One of the most bizarre incidents related to Sethi is naming the newly-built conference room at the Chandigarh Zone hqs of Central Excise after his serving subordinate officer. A plaque bearing the inscription, ‘fmj Room’, after Jaswal’s initials, was put up. An act that led to many unfortunate insinuations and hidden meanings.

action taken The committee has given a mischievous twist to this material fact of naming the room after a subordinate. It is a clear bid to play down and subtly suggest that the nature of the relationship between Jaswal and Sethi was not so harmful. “The committee finds that Jaswal and Sethi had initially for some months cordial relations, like Sethi naming the Conference Hall on her name...”

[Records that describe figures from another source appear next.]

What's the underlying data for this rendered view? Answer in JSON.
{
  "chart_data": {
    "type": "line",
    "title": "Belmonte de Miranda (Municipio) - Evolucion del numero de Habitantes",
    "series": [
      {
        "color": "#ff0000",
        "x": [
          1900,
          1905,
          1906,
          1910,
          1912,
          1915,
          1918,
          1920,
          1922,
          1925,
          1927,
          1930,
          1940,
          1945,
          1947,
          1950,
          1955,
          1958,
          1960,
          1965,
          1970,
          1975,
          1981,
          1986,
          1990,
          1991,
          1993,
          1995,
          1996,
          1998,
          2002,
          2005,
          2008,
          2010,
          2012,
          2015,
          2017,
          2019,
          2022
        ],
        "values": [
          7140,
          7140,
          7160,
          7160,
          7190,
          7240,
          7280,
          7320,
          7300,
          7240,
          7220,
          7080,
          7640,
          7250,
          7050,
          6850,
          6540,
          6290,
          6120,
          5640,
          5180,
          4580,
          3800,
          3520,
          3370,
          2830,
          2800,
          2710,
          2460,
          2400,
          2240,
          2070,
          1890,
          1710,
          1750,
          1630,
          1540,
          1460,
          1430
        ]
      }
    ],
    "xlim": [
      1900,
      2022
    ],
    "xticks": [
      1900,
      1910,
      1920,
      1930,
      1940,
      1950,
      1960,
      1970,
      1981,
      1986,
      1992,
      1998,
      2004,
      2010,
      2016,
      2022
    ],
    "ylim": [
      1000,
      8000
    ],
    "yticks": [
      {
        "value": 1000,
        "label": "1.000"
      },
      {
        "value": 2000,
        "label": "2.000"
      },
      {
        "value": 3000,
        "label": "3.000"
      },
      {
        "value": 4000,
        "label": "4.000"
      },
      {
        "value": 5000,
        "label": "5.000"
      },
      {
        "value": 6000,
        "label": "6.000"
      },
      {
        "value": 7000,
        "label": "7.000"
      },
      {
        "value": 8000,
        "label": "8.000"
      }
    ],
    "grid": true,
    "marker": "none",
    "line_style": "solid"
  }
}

Aggravated by the rejections, Sethi then chose to harass and victimise Jaswal by levelling corruption allegations. Sethi tried to harass “me by officially calling for my explanations, including an unjust memo and wild allegations of corruption...(but) Sethi had recommended my name for the Presidential award in December 2002 for distinguished record of service, and it is the same Sethi who reprimanded me and called for my explanations after the incident requiring him to apologise for the sexually-coloured remarks...”

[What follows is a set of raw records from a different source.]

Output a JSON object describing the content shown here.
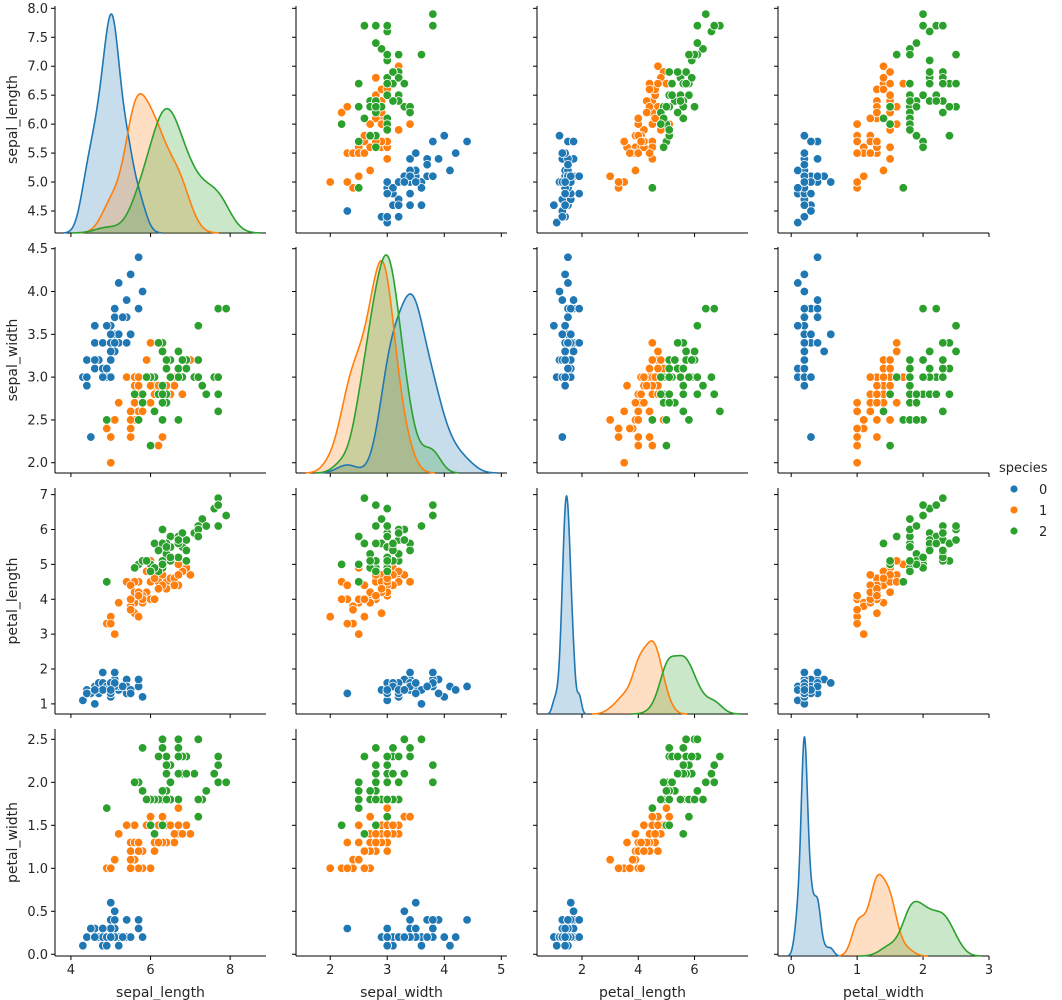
{
  "chart_data": {
    "type": "scatter",
    "title": "",
    "variables": [
      "sepal_length",
      "sepal_width",
      "petal_length",
      "petal_width"
    ],
    "hue": "species",
    "diag_kind": "kde",
    "grid": false,
    "legend": {
      "title": "species",
      "position": "right",
      "entries": [
        {
          "label": "0",
          "color": "#1f77b4"
        },
        {
          "label": "1",
          "color": "#ff7f0e"
        },
        {
          "label": "2",
          "color": "#2ca02c"
        }
      ]
    },
    "axes": {
      "sepal_length": {
        "label": "sepal_length",
        "lim": [
          3.6,
          8.9
        ],
        "ylim": [
          4.12,
          8.04
        ],
        "xticks": [
          "4",
          "6",
          "8"
        ],
        "xtick_values": [
          4,
          6,
          8
        ],
        "yticks": [
          "4.5",
          "5.0",
          "5.5",
          "6.0",
          "6.5",
          "7.0",
          "7.5",
          "8.0"
        ],
        "ytick_values": [
          4.5,
          5.0,
          5.5,
          6.0,
          6.5,
          7.0,
          7.5,
          8.0
        ]
      },
      "sepal_width": {
        "label": "sepal_width",
        "lim": [
          1.4,
          5.1
        ],
        "ylim": [
          1.88,
          4.52
        ],
        "xticks": [
          "2",
          "3",
          "4",
          "5"
        ],
        "xtick_values": [
          2,
          3,
          4,
          5
        ],
        "yticks": [
          "2.0",
          "2.5",
          "3.0",
          "3.5",
          "4.0",
          "4.5"
        ],
        "ytick_values": [
          2.0,
          2.5,
          3.0,
          3.5,
          4.0,
          4.5
        ]
      },
      "petal_length": {
        "label": "petal_length",
        "lim": [
          0.4,
          7.9
        ],
        "ylim": [
          0.71,
          7.19
        ],
        "xticks": [
          "2",
          "4",
          "6"
        ],
        "xtick_values": [
          2,
          4,
          6
        ],
        "yticks": [
          "1",
          "2",
          "3",
          "4",
          "5",
          "6",
          "7"
        ],
        "ytick_values": [
          1,
          2,
          3,
          4,
          5,
          6,
          7
        ]
      },
      "petal_width": {
        "label": "petal_width",
        "lim": [
          -0.2,
          3.0
        ],
        "ylim": [
          -0.02,
          2.62
        ],
        "xticks": [
          "0",
          "1",
          "2",
          "3"
        ],
        "xtick_values": [
          0,
          1,
          2,
          3
        ],
        "yticks": [
          "0.0",
          "0.5",
          "1.0",
          "1.5",
          "2.0",
          "2.5"
        ],
        "ytick_values": [
          0.0,
          0.5,
          1.0,
          1.5,
          2.0,
          2.5
        ]
      }
    },
    "points": [
      [
        5.1,
        3.5,
        1.4,
        0.2,
        0
      ],
      [
        4.9,
        3.0,
        1.4,
        0.2,
        0
      ],
      [
        4.7,
        3.2,
        1.3,
        0.2,
        0
      ],
      [
        4.6,
        3.1,
        1.5,
        0.2,
        0
      ],
      [
        5.0,
        3.6,
        1.4,
        0.2,
        0
      ],
      [
        5.4,
        3.9,
        1.7,
        0.4,
        0
      ],
      [
        4.6,
        3.4,
        1.4,
        0.3,
        0
      ],
      [
        5.0,
        3.4,
        1.5,
        0.2,
        0
      ],
      [
        4.4,
        2.9,
        1.4,
        0.2,
        0
      ],
      [
        4.9,
        3.1,
        1.5,
        0.1,
        0
      ],
      [
        5.4,
        3.7,
        1.5,
        0.2,
        0
      ],
      [
        4.8,
        3.4,
        1.6,
        0.2,
        0
      ],
      [
        4.8,
        3.0,
        1.4,
        0.1,
        0
      ],
      [
        4.3,
        3.0,
        1.1,
        0.1,
        0
      ],
      [
        5.8,
        4.0,
        1.2,
        0.2,
        0
      ],
      [
        5.7,
        4.4,
        1.5,
        0.4,
        0
      ],
      [
        5.4,
        3.9,
        1.3,
        0.4,
        0
      ],
      [
        5.1,
        3.5,
        1.4,
        0.3,
        0
      ],
      [
        5.7,
        3.8,
        1.7,
        0.3,
        0
      ],
      [
        5.1,
        3.8,
        1.5,
        0.3,
        0
      ],
      [
        5.4,
        3.4,
        1.7,
        0.2,
        0
      ],
      [
        5.1,
        3.7,
        1.5,
        0.4,
        0
      ],
      [
        4.6,
        3.6,
        1.0,
        0.2,
        0
      ],
      [
        5.1,
        3.3,
        1.7,
        0.5,
        0
      ],
      [
        4.8,
        3.4,
        1.9,
        0.2,
        0
      ],
      [
        5.0,
        3.0,
        1.6,
        0.2,
        0
      ],
      [
        5.0,
        3.4,
        1.6,
        0.4,
        0
      ],
      [
        5.2,
        3.5,
        1.5,
        0.2,
        0
      ],
      [
        5.2,
        3.4,
        1.4,
        0.2,
        0
      ],
      [
        4.7,
        3.2,
        1.6,
        0.2,
        0
      ],
      [
        4.8,
        3.1,
        1.6,
        0.2,
        0
      ],
      [
        5.4,
        3.4,
        1.5,
        0.4,
        0
      ],
      [
        5.2,
        4.1,
        1.5,
        0.1,
        0
      ],
      [
        5.5,
        4.2,
        1.4,
        0.2,
        0
      ],
      [
        4.9,
        3.1,
        1.5,
        0.2,
        0
      ],
      [
        5.0,
        3.2,
        1.2,
        0.2,
        0
      ],
      [
        5.5,
        3.5,
        1.3,
        0.2,
        0
      ],
      [
        4.9,
        3.6,
        1.4,
        0.1,
        0
      ],
      [
        4.4,
        3.0,
        1.3,
        0.2,
        0
      ],
      [
        5.1,
        3.4,
        1.5,
        0.2,
        0
      ],
      [
        5.0,
        3.5,
        1.3,
        0.3,
        0
      ],
      [
        4.5,
        2.3,
        1.3,
        0.3,
        0
      ],
      [
        4.4,
        3.2,
        1.3,
        0.2,
        0
      ],
      [
        5.0,
        3.5,
        1.6,
        0.6,
        0
      ],
      [
        5.1,
        3.8,
        1.9,
        0.4,
        0
      ],
      [
        4.8,
        3.0,
        1.4,
        0.3,
        0
      ],
      [
        5.1,
        3.8,
        1.6,
        0.2,
        0
      ],
      [
        4.6,
        3.2,
        1.4,
        0.2,
        0
      ],
      [
        5.3,
        3.7,
        1.5,
        0.2,
        0
      ],
      [
        5.0,
        3.3,
        1.4,
        0.2,
        0
      ],
      [
        7.0,
        3.2,
        4.7,
        1.4,
        1
      ],
      [
        6.4,
        3.2,
        4.5,
        1.5,
        1
      ],
      [
        6.9,
        3.1,
        4.9,
        1.5,
        1
      ],
      [
        5.5,
        2.3,
        4.0,
        1.3,
        1
      ],
      [
        6.5,
        2.8,
        4.6,
        1.5,
        1
      ],
      [
        5.7,
        2.8,
        4.5,
        1.3,
        1
      ],
      [
        6.3,
        3.3,
        4.7,
        1.6,
        1
      ],
      [
        4.9,
        2.4,
        3.3,
        1.0,
        1
      ],
      [
        6.6,
        2.9,
        4.6,
        1.3,
        1
      ],
      [
        5.2,
        2.7,
        3.9,
        1.4,
        1
      ],
      [
        5.0,
        2.0,
        3.5,
        1.0,
        1
      ],
      [
        5.9,
        3.0,
        4.2,
        1.5,
        1
      ],
      [
        6.0,
        2.2,
        4.0,
        1.0,
        1
      ],
      [
        6.1,
        2.9,
        4.7,
        1.4,
        1
      ],
      [
        5.6,
        2.9,
        3.6,
        1.3,
        1
      ],
      [
        6.7,
        3.1,
        4.4,
        1.4,
        1
      ],
      [
        5.6,
        3.0,
        4.5,
        1.5,
        1
      ],
      [
        5.8,
        2.7,
        4.1,
        1.0,
        1
      ],
      [
        6.2,
        2.2,
        4.5,
        1.5,
        1
      ],
      [
        5.6,
        2.5,
        3.9,
        1.1,
        1
      ],
      [
        5.9,
        3.2,
        4.8,
        1.8,
        1
      ],
      [
        6.1,
        2.8,
        4.0,
        1.3,
        1
      ],
      [
        6.3,
        2.5,
        4.9,
        1.5,
        1
      ],
      [
        6.1,
        2.8,
        4.7,
        1.2,
        1
      ],
      [
        6.4,
        2.9,
        4.3,
        1.3,
        1
      ],
      [
        6.6,
        3.0,
        4.4,
        1.4,
        1
      ],
      [
        6.8,
        2.8,
        4.8,
        1.4,
        1
      ],
      [
        6.7,
        3.0,
        5.0,
        1.7,
        1
      ],
      [
        6.0,
        2.9,
        4.5,
        1.5,
        1
      ],
      [
        5.7,
        2.6,
        3.5,
        1.0,
        1
      ],
      [
        5.5,
        2.4,
        3.8,
        1.1,
        1
      ],
      [
        5.5,
        2.4,
        3.7,
        1.0,
        1
      ],
      [
        5.8,
        2.7,
        3.9,
        1.2,
        1
      ],
      [
        6.0,
        2.7,
        5.1,
        1.6,
        1
      ],
      [
        5.4,
        3.0,
        4.5,
        1.5,
        1
      ],
      [
        6.0,
        3.4,
        4.5,
        1.6,
        1
      ],
      [
        6.7,
        3.1,
        4.7,
        1.5,
        1
      ],
      [
        6.3,
        2.3,
        4.4,
        1.3,
        1
      ],
      [
        5.6,
        3.0,
        4.1,
        1.3,
        1
      ],
      [
        5.5,
        2.5,
        4.0,
        1.3,
        1
      ],
      [
        5.5,
        2.6,
        4.4,
        1.2,
        1
      ],
      [
        6.1,
        3.0,
        4.6,
        1.4,
        1
      ],
      [
        5.8,
        2.6,
        4.0,
        1.2,
        1
      ],
      [
        5.0,
        2.3,
        3.3,
        1.0,
        1
      ],
      [
        5.6,
        2.7,
        4.2,
        1.3,
        1
      ],
      [
        5.7,
        3.0,
        4.2,
        1.2,
        1
      ],
      [
        5.7,
        2.9,
        4.2,
        1.3,
        1
      ],
      [
        6.2,
        2.9,
        4.3,
        1.3,
        1
      ],
      [
        5.1,
        2.5,
        3.0,
        1.1,
        1
      ],
      [
        5.7,
        2.8,
        4.1,
        1.3,
        1
      ],
      [
        6.3,
        3.3,
        6.0,
        2.5,
        2
      ],
      [
        5.8,
        2.7,
        5.1,
        1.9,
        2
      ],
      [
        7.1,
        3.0,
        5.9,
        2.1,
        2
      ],
      [
        6.3,
        2.9,
        5.6,
        1.8,
        2
      ],
      [
        6.5,
        3.0,
        5.8,
        2.2,
        2
      ],
      [
        7.6,
        3.0,
        6.6,
        2.1,
        2
      ],
      [
        4.9,
        2.5,
        4.5,
        1.7,
        2
      ],
      [
        7.3,
        2.9,
        6.3,
        1.8,
        2
      ],
      [
        6.7,
        2.5,
        5.8,
        1.8,
        2
      ],
      [
        7.2,
        3.6,
        6.1,
        2.5,
        2
      ],
      [
        6.5,
        3.2,
        5.1,
        2.0,
        2
      ],
      [
        6.4,
        2.7,
        5.3,
        1.9,
        2
      ],
      [
        6.8,
        3.0,
        5.5,
        2.1,
        2
      ],
      [
        5.7,
        2.5,
        5.0,
        2.0,
        2
      ],
      [
        5.8,
        2.8,
        5.1,
        2.4,
        2
      ],
      [
        6.4,
        3.2,
        5.3,
        2.3,
        2
      ],
      [
        6.5,
        3.0,
        5.5,
        1.8,
        2
      ],
      [
        7.7,
        3.8,
        6.7,
        2.2,
        2
      ],
      [
        7.7,
        2.6,
        6.9,
        2.3,
        2
      ],
      [
        6.0,
        2.2,
        5.0,
        1.5,
        2
      ],
      [
        6.9,
        3.2,
        5.7,
        2.3,
        2
      ],
      [
        5.6,
        2.8,
        4.9,
        2.0,
        2
      ],
      [
        7.7,
        2.8,
        6.7,
        2.0,
        2
      ],
      [
        6.3,
        2.7,
        4.9,
        1.8,
        2
      ],
      [
        6.7,
        3.3,
        5.7,
        2.1,
        2
      ],
      [
        7.2,
        3.2,
        6.0,
        1.8,
        2
      ],
      [
        6.2,
        2.8,
        4.8,
        1.8,
        2
      ],
      [
        6.1,
        3.0,
        4.9,
        1.8,
        2
      ],
      [
        6.4,
        2.8,
        5.6,
        2.1,
        2
      ],
      [
        7.2,
        3.0,
        5.8,
        1.6,
        2
      ],
      [
        7.4,
        2.8,
        6.1,
        1.9,
        2
      ],
      [
        7.9,
        3.8,
        6.4,
        2.0,
        2
      ],
      [
        6.4,
        2.8,
        5.6,
        2.2,
        2
      ],
      [
        6.3,
        2.8,
        5.1,
        1.5,
        2
      ],
      [
        6.1,
        2.6,
        5.6,
        1.4,
        2
      ],
      [
        7.7,
        3.0,
        6.1,
        2.3,
        2
      ],
      [
        6.3,
        3.4,
        5.6,
        2.4,
        2
      ],
      [
        6.4,
        3.1,
        5.5,
        1.8,
        2
      ],
      [
        6.0,
        3.0,
        4.8,
        1.8,
        2
      ],
      [
        6.9,
        3.1,
        5.4,
        2.1,
        2
      ],
      [
        6.7,
        3.1,
        5.6,
        2.4,
        2
      ],
      [
        6.9,
        3.1,
        5.1,
        2.3,
        2
      ],
      [
        5.8,
        2.7,
        5.1,
        1.9,
        2
      ],
      [
        6.8,
        3.2,
        5.9,
        2.3,
        2
      ],
      [
        6.7,
        3.3,
        5.7,
        2.5,
        2
      ],
      [
        6.7,
        3.0,
        5.2,
        2.3,
        2
      ],
      [
        6.3,
        2.5,
        5.0,
        1.9,
        2
      ],
      [
        6.5,
        3.0,
        5.2,
        2.0,
        2
      ],
      [
        6.2,
        3.4,
        5.4,
        2.3,
        2
      ],
      [
        5.9,
        3.0,
        5.1,
        1.8,
        2
      ]
    ]
  }
}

action taken The committee found no reason to disbelieve Jaswal by stating expressly that it “did not find any motive behind this complaint by Jaswal... is a self-confident woman officer and she would not take any nonsense from others.” Not only this, the committee found that “the issue of corruption does not directly relate to the case of harassment.

Amongst the committee’s five members, the most shocking attitude was displayed by Dr Bawa, working for an organisation that champions women’s rights. Dr Bawa asked Jaswal to name only senior officers who would establish her ‘moral character’.

action taken None.

Sethi was unavailable for comment despite repeated efforts by Tehelka. Sethi’s office staff told Tehelka that he was away to Kolkata in a meeting and no contact number was available.

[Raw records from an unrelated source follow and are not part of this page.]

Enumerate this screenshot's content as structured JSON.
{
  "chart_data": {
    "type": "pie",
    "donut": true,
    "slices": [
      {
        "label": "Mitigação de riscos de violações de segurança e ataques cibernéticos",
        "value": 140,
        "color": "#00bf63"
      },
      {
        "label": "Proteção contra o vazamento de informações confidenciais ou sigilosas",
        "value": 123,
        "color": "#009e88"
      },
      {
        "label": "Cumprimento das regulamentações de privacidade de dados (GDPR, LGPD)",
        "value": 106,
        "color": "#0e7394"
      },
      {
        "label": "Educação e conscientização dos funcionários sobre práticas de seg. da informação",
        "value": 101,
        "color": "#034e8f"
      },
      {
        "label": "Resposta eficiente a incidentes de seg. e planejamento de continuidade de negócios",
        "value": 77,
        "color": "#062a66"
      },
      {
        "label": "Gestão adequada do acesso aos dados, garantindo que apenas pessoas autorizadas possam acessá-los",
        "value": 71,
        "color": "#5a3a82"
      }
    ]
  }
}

On its part, the finance ministry has held that the case had been settled within the parameters of law, nothing was amiss in the “independent” committee’s report and the case stood consigned to the records. The ministry has admitted, though, that Jaswal’s 28-year career record was “unblemished” and that “no chargesheet” has ever been made out against her on “charges of corruption”.

Replying to Jaswal’s charges of a hush-up, the ministry in its statement said: “The committee …has objectively and dispassionately inquired into the complaint…The committee had not recommended any disciplinary action or punishment against Sethi… Sethi was counselled in accordance with the suggestion of the committee which did not militate against the conclusion that the charge against Sethi was not proved... the visit of a CC to the office of a commissioner does not warrant any departmental or penal action till any misconduct is proved...”

When Tehelka contacted Jaswal in Nasik where she is posted, she offered a brief comment: “I would seek a review of the evidence (which is already before the committee) by the hc. But for that to happen, I must have the report which the ministry is refusing to part with. It would be a slap on the face of womanhood if such a person is allowed to go scot-free and earn a promotion on top of it. Such inaction is also bound to demoralise others who may have similarly suffered, besides emboldening persons who may have propensities like Sethi.”